Ceny paliw mogą wzrosnąć w wyniku wejścia w życie projektu „Benzyna Plus", jak sceptycy nazwali obywatelski projekt Ustawy o Funduszu Samorządowym. Twórcami obywatelskiego projektu, który grozi podwyżką cen paliw, tak naprawdę są posłowie z Prawa i Sprawiedliwości. Projekt zakłada nałożenie na importerów benzyny, oleju napędowego czy gazu opłaty drogowej – młodszej siostry opłaty paliwowej, a jak powszechnie wiadomo, za podnoszenie podatków ostatecznie płaci klient. Czy kierowcy będą musieli przełknąć kolejną podwyżkę cen paliw?
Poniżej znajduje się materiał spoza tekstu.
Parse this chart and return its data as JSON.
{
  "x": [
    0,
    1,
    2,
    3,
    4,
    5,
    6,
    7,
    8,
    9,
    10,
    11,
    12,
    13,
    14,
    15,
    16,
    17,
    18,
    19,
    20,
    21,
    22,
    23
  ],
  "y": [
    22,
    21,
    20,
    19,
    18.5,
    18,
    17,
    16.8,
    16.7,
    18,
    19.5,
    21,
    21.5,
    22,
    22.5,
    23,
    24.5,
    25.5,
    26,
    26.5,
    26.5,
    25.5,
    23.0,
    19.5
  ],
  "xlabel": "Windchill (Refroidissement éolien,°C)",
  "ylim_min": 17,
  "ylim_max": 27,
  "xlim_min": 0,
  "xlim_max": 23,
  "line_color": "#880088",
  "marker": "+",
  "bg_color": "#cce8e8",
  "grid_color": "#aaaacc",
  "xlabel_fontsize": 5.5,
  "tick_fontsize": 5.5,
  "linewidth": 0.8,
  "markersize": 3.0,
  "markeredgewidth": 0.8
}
ZOBACZ: Podwyżka cen benzyny. Tyszka wyliczył, ile Ci zabiorą
Projekt ustawy drogowej przewiduje takie same stawki opłat dla benzyn silnikowych i olejów napędowych oraz ich mieszanek z biokomponentami lub biokomponentami stanowiącymi samoistne paliwa oraz dużo wyższe stawki opłat dla gazów, co oznacza, że wszystkie ceny paliw wykorzystywanych w pojazdach silnikowych mogą pójść w górę. Projekt ustawy mówi, co następuje:
„Projektowana stawka opłaty drogowej wynosi:
1) 200 zł za 1000 l benzyn silnikowych oraz wyrobów powstałych ze zmieszania tych
benzyn z biokomponentami;
2) 200 zł za 1000 l olejów napędowych, wyrobów powstałych ze zmieszania tych olejów z biokomponentami oraz biokomponentów stanowiących samoistne paliwa;
3) 369,69 zł za 1000 kg gazów i innych wyrobów".
CZYTAJ: Ceny idą w górę
O tym, jaką cenę paliwa będą musieli zapłacić kierowcy, zadecyduje przebieg roczny samochodu oraz ilość zużytej benzyny czy oleju. Jak nowa danina przełoży się na ceny paliw w przypadku auta, którego roczny przebieg wynosi 10 tys. kilometrów? Poseł Kukiz'15 wyliczył, że po przejechaniu 10 tys. km właściciel pojazdu, który spala 5 l paliwa na 100 km, dołoży do funduszu 129 zł, w przypadku 7 l na 100 km będzie to już 179 zł, a dalej odpowiednio: na 9 l/ 100 km – 230 zł, 11 l/ 100 km – 280 zł, 13 l / 100 km – 332 zł, a 16 l/ 100 km – aż 408 złotych. Aby mieć przebieg 10 tys. km, trzeba przejechać dziennie blisko 27,4 kilometra. Nie jest to trudne dla kierowcy, który jeździ samochodem do pracy i na zakupy, a także – zawozi dzieci do szkoły czy na zajęcia dodatkowe.
Ile będzie Was kosztować #BenzynaPlus ? Napiszcie! pic.twitter.com/tMvouhZb38
— Błażej Łukasz Parda (@blparda) 10 lipca 2017
Co moglibyśmy kupić 12 lipca w Biedronce za pieniądze, które według posła Kukiz'15 trzeba będzie przeznaczyć na podwyżkę ceny paliwa?
129 zł – 4 opakowania proszku Persil 4,9 kg
179 zł – blisko 30 butelek mydła w płynie Dove 500 ml
230 zł – 25 opakowań Szynki dalmatyńskiej 100 g
280 zł – 104 bochenki Chleba rycerskiego
332 zł – 95 kg cukru Diamant
408 zł – 181 butelek Pepsi 1,75 l
Chociaż na razie możemy jedynie spekulować na temat podwyżki cen paliw, to nie trudno zauważyć, że nowa danina może dać nam po kieszeniach.